Generic Performance — Tasks¶

Exercise structure¶

🟢 Easy — for beginners
🟡 Medium — middle level
🔴 Hard — senior level
🟣 Expert — professional level

A solution sketch for each exercise is provided at the end. Each task is designed to measure something — code that just compiles is not enough. Run the benchmarks.

Easy 🟢¶

Task 1 — Benchmark generic vs concrete `Min`¶

Write MinG[T cmp.Ordered], MinC(int, int) int, and benchmarks for both. Confirm they are within 5% of each other.

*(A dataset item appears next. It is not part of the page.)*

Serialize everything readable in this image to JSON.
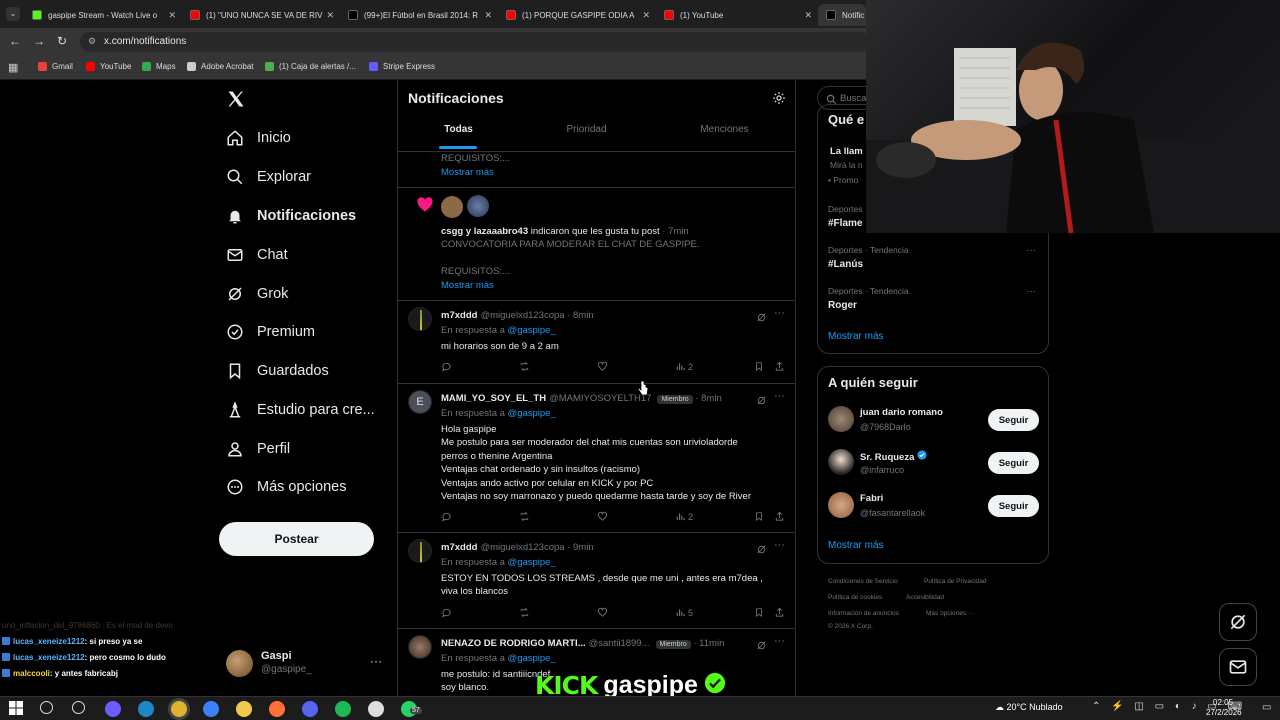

Task 2 — Benchmark generic vs interface `Sum`¶

Implement SumGen[T int | float64], SumIface(s []any) int, and SumConc(s []int) int. Benchmark on 1,000,000 elements. Report the relative cost.

Task 3 — Run `-benchmem`¶

Take Task 2's benchmarks and add b.ReportAllocs(). Identify which version allocates and how many bytes.

Task 4 — Inspect inlining¶

Run go build -gcflags="-m=2" . on a package that defines func Add[T int | float64](a, b T) T { return a + b }. Find the line that says it is inlined.

Task 5 — Read a stencil name¶

Write a tiny program that calls Find[int] and Find[string], build with go build -gcflags="-S", and locate the two distinct stencil symbols.

Medium 🟡¶

Task 6 — `slices.Sort` vs `sort.Slice`¶

Write benchmarks for sorting 10,000 random int values using both APIs. Confirm slices.Sort is at least 25% faster.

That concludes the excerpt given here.